Abigail’s glance crossed Revere’s in the murky darkness of the cabin. “To be sure he will,” she said. Sam, I shall strangle you myself if this boy comes to harm. “If nothing else, I’ll send someone over with something for you to eat—what have you been eating all this time?” And she clucked her tongue sharply at the boy’s mumbled recital of barter for the remnants of the cargo. “But you must tell us the truth. Did Mr. Brown and Mr. Miller wait for Cottrell when he came ashore?”

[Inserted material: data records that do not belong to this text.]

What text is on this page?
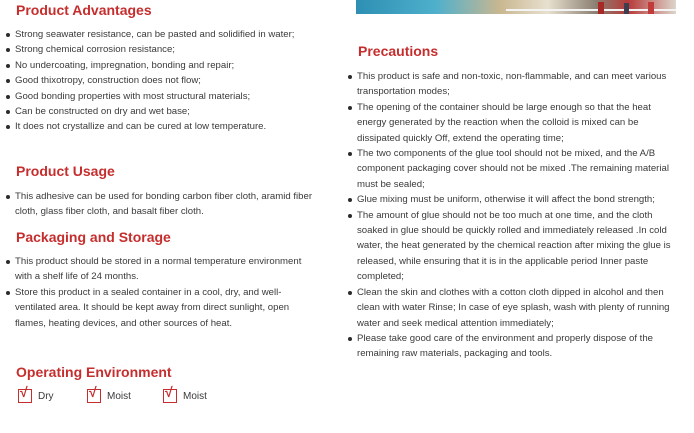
Product Advantages
Strong seawater resistance, can be pasted and solidified in water;
Strong chemical corrosion resistance;
No undercoating, impregnation, bonding and repair;
Good thixotropy, construction does not flow;
Good bonding properties with most structural materials;
Can be constructed on dry and wet base;
It does not crystallize and can be cured at low temperature.
Product Usage
This adhesive can be used for bonding carbon fiber cloth, aramid fiber cloth, glass fiber cloth, and basalt fiber cloth.
Packaging and Storage
This product should be stored in a normal temperature environment with a shelf life of 24 months.
Store this product in a sealed container in a cool, dry, and well-ventilated area. It should be kept away from direct sunlight, open flames, heating devices, and other sources of heat.
Operating Environment
√ Dry	√ Moist √ Moist
Precautions
This product is safe and non-toxic, non-flammable, and can meet various transportation modes;
The opening of the container should be large enough so that the heat energy generated by the reaction when the colloid is mixed can be dissipated quickly Off, extend the operating time;
The two components of the glue tool should not be mixed, and the A/B component packaging cover should not be mixed .The remaining material must be sealed;
Glue mixing must be uniform, otherwise it will affect the bond strength;
The amount of glue should not be too much at one time, and the cloth soaked in glue should be quickly rolled and immediately released .In cold water, the heat generated by the chemical reaction after mixing the glue is released, while ensuring that it is in the applicable period Inner paste completed;
Clean the skin and clothes with a cotton cloth dipped in alcohol and then clean with water Rinse; In case of eye splash, wash with plenty of running water and seek medical attention immediately;
Please take good care of the environment and properly dispose of the remaining raw materials, packaging and tools.
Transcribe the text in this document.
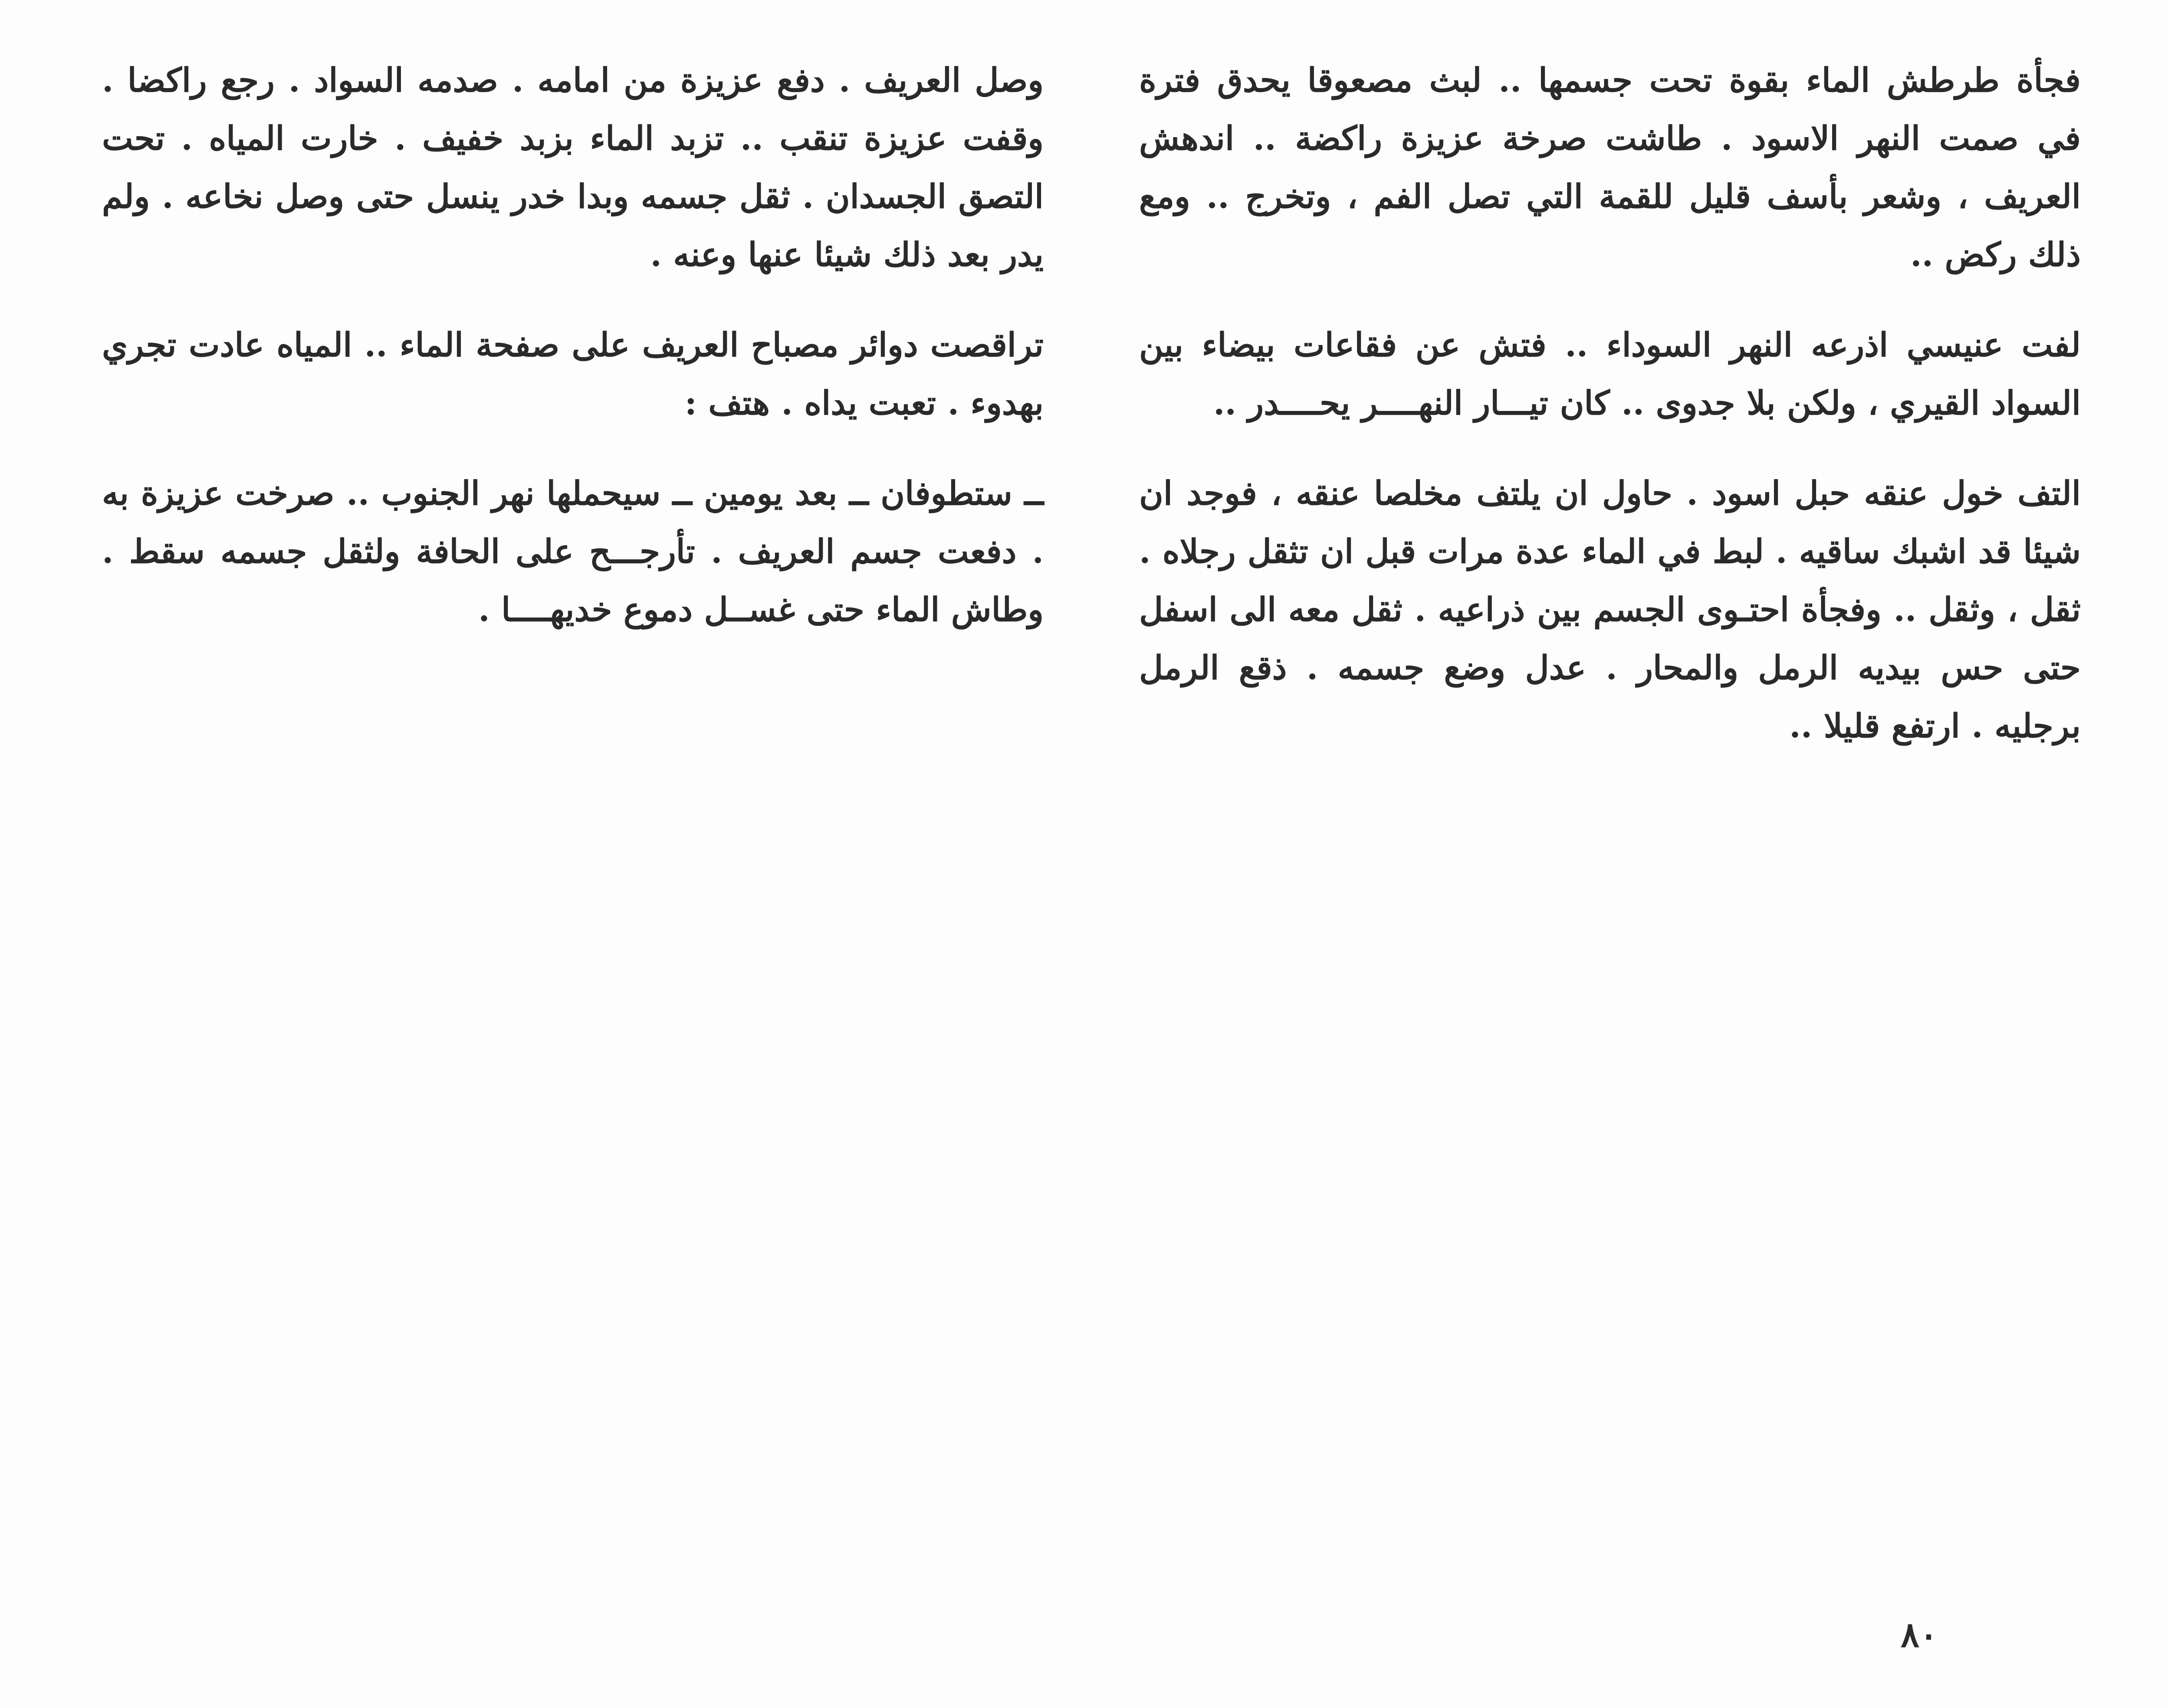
فجأة طرطش الماء بقوة تحت جسمها .. لبث مصعوقا يحدق فترة في صمت النهر الاسود . طاشت صرخة عزيزة راكضة .. اندهش العريف ، وشعر بأسف قليل للقمة التي تصل الفم ، وتخرج .. ومع ذلك ركض ..

لفت عنيسي اذرعه النهر السوداء .. فتش عن فقاعات بيضاء بين السواد القيري ، ولكن بلا جدوى .. كان تيـــار النهــــر يحــــدر ..

التف خول عنقه حبل اسود . حاول ان يلتف مخلصا عنقه ، فوجد ان شيئا قد اشبك ساقيه . لبط في الماء عدة مرات قبل ان تثقل رجلاه . ثقل ، وثقل .. وفجأة احتـوى الجسم بين ذراعيه . ثقل معه الى اسفل حتى حس بيديه الرمل والمحار . عدل وضع جسمه . ذقع الرمل برجليه . ارتفع قليلا ..

وصل العريف . دفع عزيزة من امامه . صدمه السواد . رجع راكضا . وقفت عزيزة تنقب .. تزبد الماء بزبد خفيف . خارت المياه . تحت التصق الجسدان . ثقل جسمه وبدا خدر ينسل حتى وصل نخاعه . ولم يدر بعد ذلك شيئا عنها وعنه .

تراقصت دوائر مصباح العريف على صفحة الماء .. المياه عادت تجري بهدوء . تعبت يداه . هتف :

ــ ستطوفان ــ بعد يومين ــ سيحملها نهر الجنوب .. صرخت عزيزة به . دفعت جسم العريف . تأرجـــح على الحافة ولثقل جسمه سقط . وطاش الماء حتى غســل دموع خديهــــا .

٨٠
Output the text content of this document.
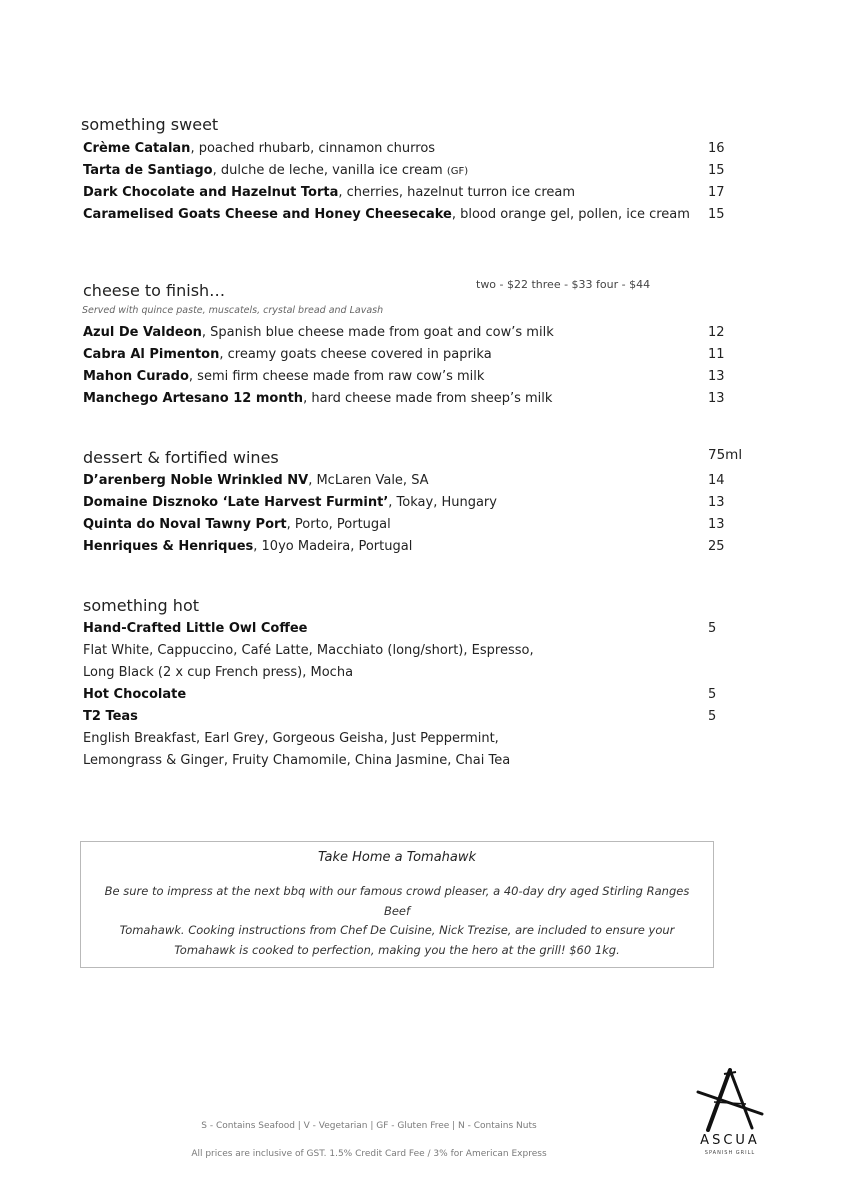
something sweet
Crème Catalan, poached rhubarb, cinnamon churros	16
Tarta de Santiago, dulche de leche, vanilla ice cream (GF)	15
Dark Chocolate and Hazelnut Torta, cherries, hazelnut turron ice cream	17
Caramelised Goats Cheese and Honey Cheesecake, blood orange gel, pollen, ice cream 15
cheese to finish…	two - $22 three - $33 four - $44
Served with quince paste, muscatels, crystal bread and Lavash
Azul De Valdeon, Spanish blue cheese made from goat and cow’s milk	12
Cabra Al Pimenton, creamy goats cheese covered in paprika	11
Mahon Curado, semi firm cheese made from raw cow’s milk	13
Manchego Artesano 12 month, hard cheese made from sheep’s milk	13
dessert & fortified wines	75ml
D’arenberg Noble Wrinkled NV, McLaren Vale, SA	14
Domaine Disznoko ‘Late Harvest Furmint’, Tokay, Hungary	13
Quinta do Noval Tawny Port, Porto, Portugal	13
Henriques & Henriques, 10yo Madeira, Portugal	25
something hot
Hand-Crafted Little Owl Coffee	5
Flat White, Cappuccino, Café Latte, Macchiato (long/short), Espresso,
Long Black (2 x cup French press), Mocha
Hot Chocolate	5
T2 Teas	5
English Breakfast, Earl Grey, Gorgeous Geisha, Just Peppermint,
Lemongrass & Ginger, Fruity Chamomile, China Jasmine, Chai Tea
Take Home a Tomahawk
Be sure to impress at the next bbq with our famous crowd pleaser, a 40-day dry aged Stirling Ranges Beef
Tomahawk. Cooking instructions from Chef De Cuisine, Nick Trezise, are included to ensure your
Tomahawk is cooked to perfection, making you the hero at the grill! $60 1kg.
S - Contains Seafood | V - Vegetarian | GF - Gluten Free | N - Contains Nuts
All prices are inclusive of GST. 1.5% Credit Card Fee / 3% for American Express
ASCUA
SPANISH GRILL
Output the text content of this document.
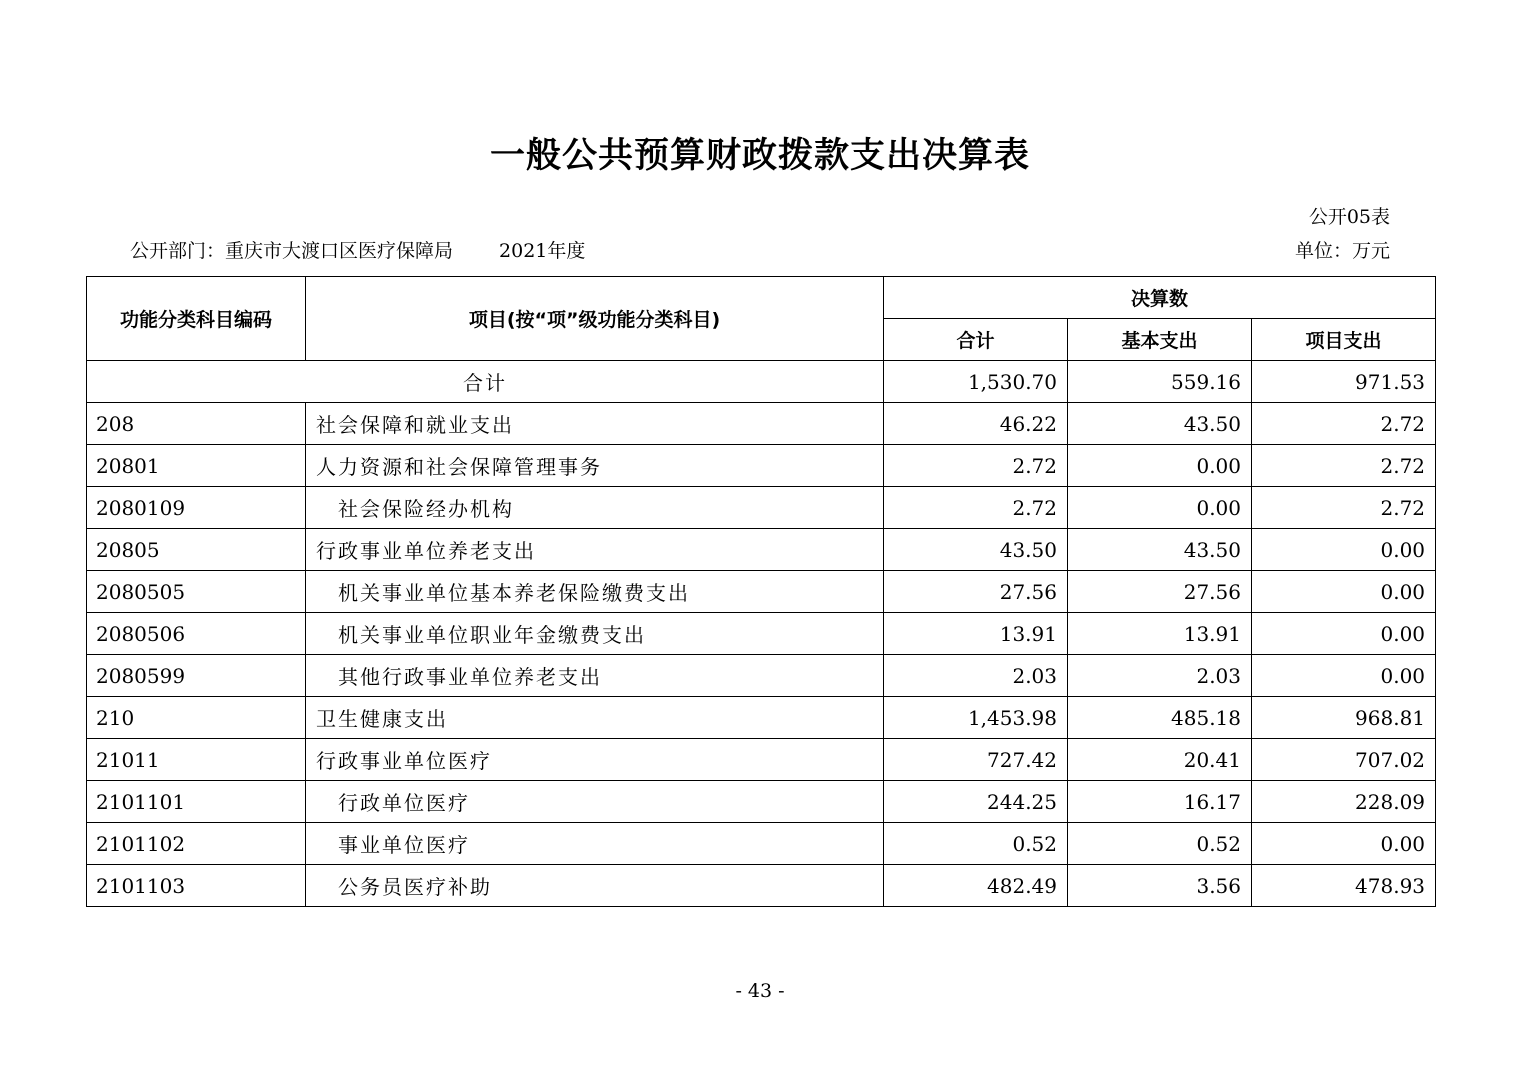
一般公共预算财政拨款支出决算表
公开05表
公开部门：重庆市大渡口区医疗保障局 2021年度	单位：万元
功能分类科目编码	项目(按“项”级功能分类科目)	决算数		
		合计	基本支出	项目支出
合计		1,530.70	559.16	971.53
208	社会保障和就业支出	46.22	43.50	2.72
20801	人力资源和社会保障管理事务	2.72	0.00	2.72
2080109	社会保险经办机构	2.72	0.00	2.72
20805	行政事业单位养老支出	43.50	43.50	0.00
2080505	机关事业单位基本养老保险缴费支出	27.56	27.56	0.00
2080506	机关事业单位职业年金缴费支出	13.91	13.91	0.00
2080599	其他行政事业单位养老支出	2.03	2.03	0.00
210	卫生健康支出	1,453.98	485.18	968.81
21011	行政事业单位医疗	727.42	20.41	707.02
2101101	行政单位医疗	244.25	16.17	228.09
2101102	事业单位医疗	0.52	0.52	0.00
2101103	公务员医疗补助	482.49	3.56	478.93
- 43 -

“Oh, yes, m’am. We all three was on Hancock’s Wharf when the Hetty put in, and saw him come off, in that fine gray coat with all the capes to it that he wore and a French cocked hat like Mr. Bingham wears. Hev says, You stand to and be ready to take the Magpie out the second we come on board, and I mean the second. Then Matt tells me to cut along back here, and cut I did. I seen him and Hev follow Mr. Cottrell off round the corner and up the street that leads away from the wharf—Lord, there was so many people about, and carts and things, they didn’t even need to take care not to be seen or anythin’! And that’s the last I saw them.”